Kenny Van Zant, chief product strategist at SolarWinds,
a network management software maker, told me that most network outages are
not caused by corrupted files.
"If you look at the root causes of most network outages, north of 70
percent of them are caused by configuration errors by humans," Van Zant
told me. "Computers fail a whole lot less often than the humans punching
things into computers fail. Network engineers, as smart as they are, are not
immune from that."
Details about the FAA's proprietary network configuration software setup were
not made available.
Detection and Monitoring on the Way
SolarWinds has a new configuration called Orion NCM (Network
Configuration Manager) v5, which integrates new features into the previous
Cirrus Configuration Manager product. Orion alerts network managers-via a Web-based
user interface for handheld devices, cell phones and laptops-when any change in
the network structure occurs, so that outages can be handled quickly.
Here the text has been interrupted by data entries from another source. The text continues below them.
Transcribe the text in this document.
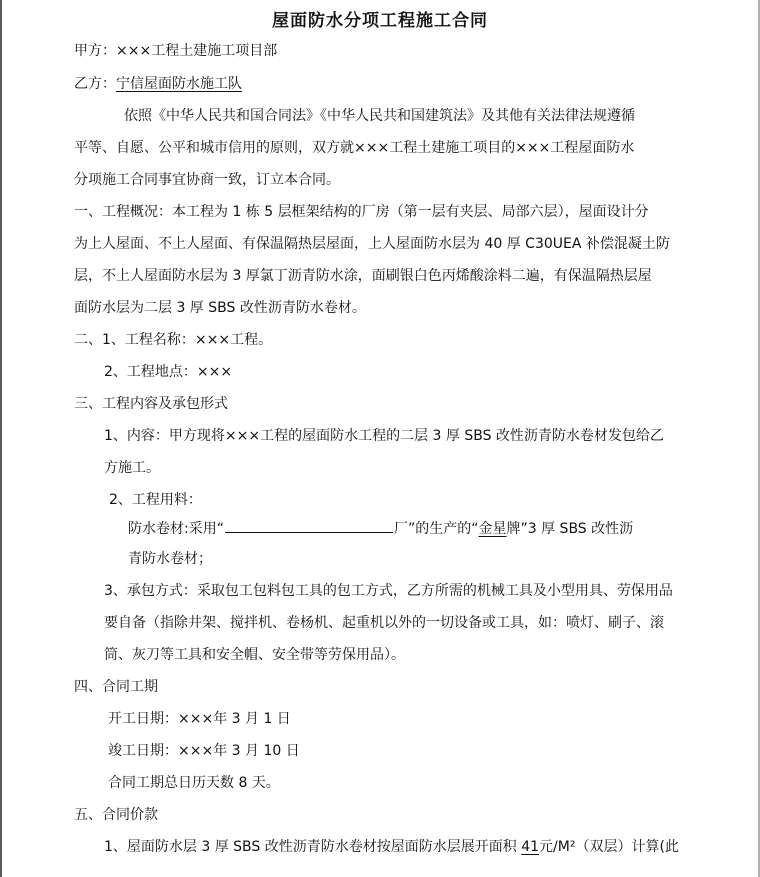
屋面防水分项工程施工合同
甲方：×××工程土建施工项目部
乙方：宁信屋面防水施工队
依照《中华人民共和国合同法》《中华人民共和国建筑法》及其他有关法律法规遵循
平等、自愿、公平和城市信用的原则，双方就×××工程土建施工项目的×××工程屋面防水
分项施工合同事宜协商一致，订立本合同。
一、工程概况：本工程为 1 栋 5 层框架结构的厂房（第一层有夹层、局部六层），屋面设计分
为上人屋面、不上人屋面、有保温隔热层屋面，上人屋面防水层为 40 厚 C30UEA 补偿混凝土防
层，不上人屋面防水层为 3 厚氯丁沥青防水涂，面刷银白色丙烯酸涂料二遍，有保温隔热层屋
面防水层为二层 3 厚 SBS 改性沥青防水卷材。
二、1、工程名称：×××工程。
2、工程地点：×××
三、工程内容及承包形式
1、内容：甲方现将×××工程的屋面防水工程的二层 3 厚 SBS 改性沥青防水卷材发包给乙
方施工。
2、工程用料：
防水卷材:采用“	厂”的生产的“金星牌”3 厚 SBS 改性沥
青防水卷材；
3、承包方式：采取包工包料包工具的包工方式，乙方所需的机械工具及小型用具、劳保用品
要自备（指除井架、搅拌机、卷杨机、起重机以外的一切设备或工具，如：喷灯、刷子、滚
筒、灰刀等工具和安全帽、安全带等劳保用品）。
四、合同工期
开工日期：×××年 3 月 1 日
竣工日期：×××年 3 月 10 日
合同工期总日历天数 8 天。
五、合同价款
1、屋面防水层 3 厚 SBS 改性沥青防水卷材按屋面防水层展开面积 41元/M²（双层）计算(此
Jim Battenberg, director of product marketing for Neverfail, a
disaster recovery software vendor, told me that his software asynchronously replicates
all the data between the two environments and monitors the network 24/7.
"So we would detect if the network goes down, if the server goes down, if
there's problems with the hardware, if the processor is being hit too hard, or
what have you," Battenberg said. "We detect everything within the
ecosystem. And if there's a problem, we can a) fix some things ourselves, or b)
fail over to the secondary system. And we do that automatically."